Bane estaba inconsciente, no notaba ningún dolor. Y la vida se le iba rápidamente.
De haber sido médico, se dijo Alfred, habría intentado salvarle la vida. ¿Cómo podía estar mal, entonces, lo que él era capaz de hacer?
El sartán levantó del suelo un pequeño fragmento de cristal. Sus manos, habitualmente tan torpes, se movieron con delicadeza y precisión. El sartán hizo un corte en su propia carne y, arrodillándose junto a Bane, trazó un signo mágico con su sangre sobre el cuerpo destrozado del chiquillo. Después, cantó las runas y, con la otra mano, repitió los trazos en el aire.
Los huesos rotos del niño se volvieron a unir. La carne desgarrada se cerró. La respiración acelerada y superficial se normalizó. La piel grisácea recobró su tono rosado y enrojeció con el retorno de la vida.
Bane se incorporó hasta quedar sentado y contempló a Alfred con unos ojos azules más penetrantes que las astillas de cristal de los árboles hargast…
… Bane había vivido. Y Hugh había muerto. Había tenido una muerte prematura.
Alfred se llevó las manos a sus doloridas sienes. ¡Pero otros se habían salvado! ¿Cómo podía saberlo? ¿Cómo podía estar seguro de haber obrado bien? Lo único que sabía era que tenía el poder para salvar a aquel chiquillo y que lo había hecho. Había sido incapaz de soportar la idea de verlo morir.

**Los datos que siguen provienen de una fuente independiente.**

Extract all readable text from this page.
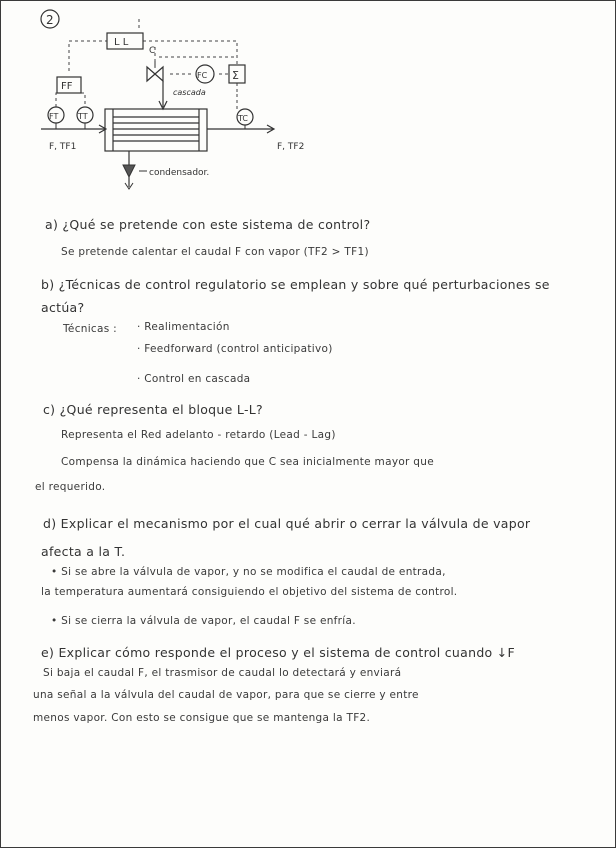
2
L L
C
FC Σ
cascada
FF
FT TT
F, TF1	F, TF2
TC
condensador.
a) ¿Qué se pretende con este sistema de control?
Se pretende calentar el caudal F con vapor (TF2 > TF1)
b) ¿Técnicas de control regulatorio se emplean y sobre qué perturbaciones se
actúa?
Técnicas : · Realimentación
· Feedforward (control anticipativo)
· Control en cascada
c) ¿Qué representa el bloque L-L?
Representa el Red adelanto - retardo (Lead - Lag)
Compensa la dinámica haciendo que C sea inicialmente mayor que
el requerido.
d) Explicar el mecanismo por el cual qué abrir o cerrar la válvula de vapor
afecta a la T.
• Si se abre la válvula de vapor, y no se modifica el caudal de entrada,
la temperatura aumentará consiguiendo el objetivo del sistema de control.
• Si se cierra la válvula de vapor, el caudal F se enfría.
e) Explicar cómo responde el proceso y el sistema de control cuando ↓F
Si baja el caudal F, el trasmisor de caudal lo detectará y enviará
una señal a la válvula del caudal de vapor, para que se cierre y entre
menos vapor. Con esto se consigue que se mantenga la TF2.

Entonces, Alfred comprendió la causa de su miedo. Si abría aquel libro de nigromancia, vería en sus páginas la runa que había trazado sobre el cuerpo de Bane.
Había descendido el primer peldaño de aquel camino siniestro y tortuoso, y quién sabía si no bajaría un segundo y un tercero. ¿Acaso era más fuerte que sus congéneres sartán de aquel mundo?
No, se dijo Alfred, y se dejó caer en una silla, desesperado. No; era igual que ellos.